Average Age Update: Holding Steady For PGA Tour's 2018-19 Winners, A Touch Younger For FedExCup Top 20
/With Chez Reavie’s dominating win at the Travelers Championship—and his reflections on the perseverance needed at times to sustain a career as detailed here by GolfDigest.com’s Brian Wacker—the 37-year-old helped maintained the trend of PGA Tour winners just on the coveted demo cusp.
Like Gary Woodland in the U.S. Open—another geezer at 35—each is the story of a player who had great potential and widely recognized talent, yet experienced more downs than ups before winning. Golf’s a weird, cruel game that way, which makes the suggestion of today’s youth being better prepared to win than ever more hype than fact.
Since the start of 2019, there have been nine winners in their 20s. Two won events opposite to more significant tournaments, one was a player who since turned 30 (Rory McIlroy) and another was Brooks Koepka, who is 29. At 25, Xander Schauffele is 2019’s younger winner on the PGA Tour and that was in January. Going back to the fall, Cameron Champ’s win at 23 makes him 2018-19’s youngest.
With Reavie’s victory at Travelers, the average age of 2018-19 PGA Tour winners holds steady at 33, while the top 20 in FedExCup points average 32.6.
There should be nothing wrong with golfers peaking in their 30s. Such a phenomenon, to the surprise of no one, would be something to celebrate as a reward for longevity and experience gained.
But as Eamon Lynch notes in this column juxtaposing the invasion of youth at the Travelers with one-time child phenom Michelle Wie’s suggestion she has little left in the tank, the youth (and the people pushing them to turn pro) can learn a thing or two about the big picture.

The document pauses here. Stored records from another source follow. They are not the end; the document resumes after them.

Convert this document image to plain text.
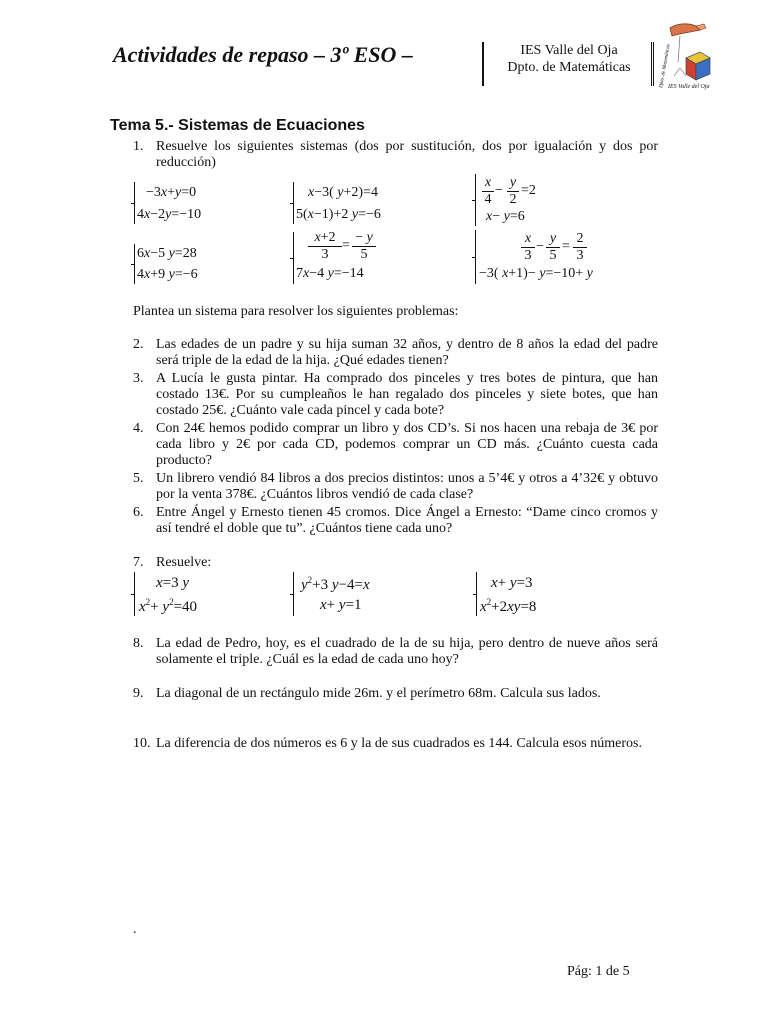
Actividades de repaso – 3º ESO –	IES Valle del Oja
Dpto. de Matemáticas	Dpto. de Matemáticas
IES Valle del Oja
Tema 5.- Sistemas de Ecuaciones
1. Resuelve los siguientes sistemas (dos por sustitución, dos por igualación y dos por reducción)
−3x+y=0
4x−2y=−10
x−3( y+2)=4
5(x−1)+2 y=−6
$\frac{x}{4} - \frac{y}{2} =2$
x− y=6
6x−5 y=28
4x+9 y=−6
$\frac{x+2}{3} = \frac{- y}{5}$
7x−4 y=−14
$\frac{x}{3} - \frac{y}{5} = \frac{2}{3}$
−3( x+1)− y=−10+ y
Plantea un sistema para resolver los siguientes problemas:
2. Las edades de un padre y su hija suman 32 años, y dentro de 8 años la edad del padre será triple de la edad de la hija. ¿Qué edades tienen?
3. A Lucía le gusta pintar. Ha comprado dos pinceles y tres botes de pintura, que han costado 13€. Por su cumpleaños le han regalado dos pinceles y siete botes, que han costado 25€. ¿Cuánto vale cada pincel y cada bote?
4. Con 24€ hemos podido comprar un libro y dos CD’s. Si nos hacen una rebaja de 3€ por cada libro y 2€ por cada CD, podemos comprar un CD más. ¿Cuánto cuesta cada producto?
5. Un librero vendió 84 libros a dos precios distintos: unos a 5’4€ y otros a 4’32€ y obtuvo por la venta 378€. ¿Cuántos libros vendió de cada clase?
6. Entre Ángel y Ernesto tienen 45 cromos. Dice Ángel a Ernesto: “Dame cinco cromos y así tendré el doble que tu”. ¿Cuántos tiene cada uno?
7. Resuelve:
x=3 y
$x^2+ y^2=40$
$y^2+3$ y−4=x
x+ y=1
x+ y=3
$x^2+2xy=8$
8. La edad de Pedro, hoy, es el cuadrado de la de su hija, pero dentro de nueve años será solamente el triple. ¿Cuál es la edad de cada uno hoy?
9. La diagonal de un rectángulo mide 26m. y el perímetro 68m. Calcula sus lados.
10. La diferencia de dos números es 6 y la de sus cuadrados es 144. Calcula esos números.
.
Pág: 1 de 5
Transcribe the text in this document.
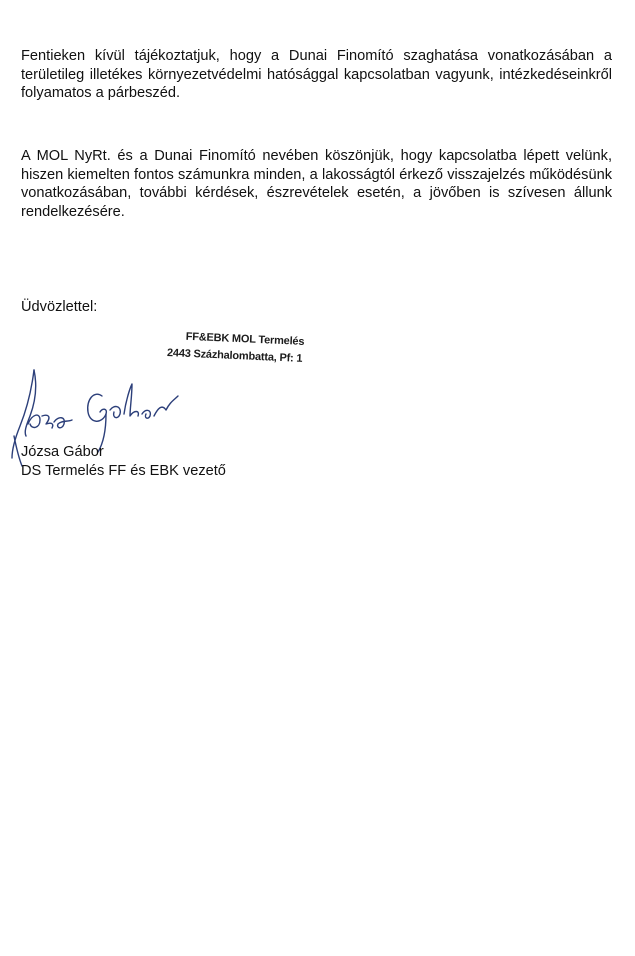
Fentieken kívül tájékoztatjuk, hogy a Dunai Finomító szaghatása vonatkozásában a területileg illetékes környezetvédelmi hatósággal kapcsolatban vagyunk, intézkedéseinkről folyamatos a párbeszéd.

A MOL NyRt. és a Dunai Finomító nevében köszönjük, hogy kapcsolatba lépett velünk, hiszen kiemelten fontos számunkra minden, a lakosságtól érkező visszajelzés működésünk vonatkozásában, további kérdések, észrevételek esetén, a jövőben is szívesen állunk rendelkezésére.

Üdvözlettel:

FF&EBK MOL Termelés
2443 Százhalombatta, Pf: 1

Józsa Gábor

DS Termelés FF és EBK vezető
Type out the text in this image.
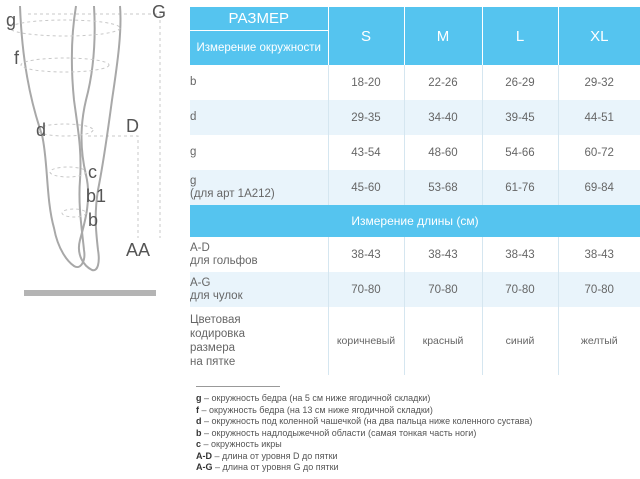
g	G
f
d	D
c
b1
b
AA
РАЗМЕР	S	M	L	XL
Измерение окружности				
b	18-20	22-26	26-29	29-32
d	29-35	34-40	39-45	44-51
g	43-54	48-60	54-66	60-72
g
(для арт 1А212)	45-60	53-68	61-76	69-84
Измерение длины (см)				
A-D
для гольфов	38-43	38-43	38-43	38-43
A-G
для чулок	70-80	70-80	70-80	70-80
Цветовая
кодировка
размера
на пятке	коричневый	красный	синий	желтый
g – окружность бедра (на 5 см ниже ягодичной складки)
f – окружность бедра (на 13 см ниже ягодичной складки)
d – окружность под коленной чашечкой (на два пальца ниже коленного сустава)
b – окружность надлодыжечной области (самая тонкая часть ноги)
c – окружность икры
A-D – длина от уровня D до пятки
A-G – длина от уровня G до пятки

If we are seeing the truncating of Wie’s playing career, it is an aching loss for golf, and not just women’s golf. There is no more melancholy sight in sport than that of a sublime talent whose potential goes largely unrealized.
Wie is an exemplar of how the natural, joyous passion of a child can become the challenging, frustrating job of a professional. Yet by no measure have these been fruitless years. Whatever the capricious whims of golf inflicted, she is a winner, a Stanford graduate, a poised public figure even under intense scrutiny. That’s why, as Wie inches with characteristic grace toward the door marked ‘Exit’, young men like Hovland and Wolff who are entering the professional ranks would do well to learn from her example.
There will always be phenoms. But it’s still quite confounding to see the push to hype young players with so little appreciation for the long game in a sport that has generally seen few players peak young.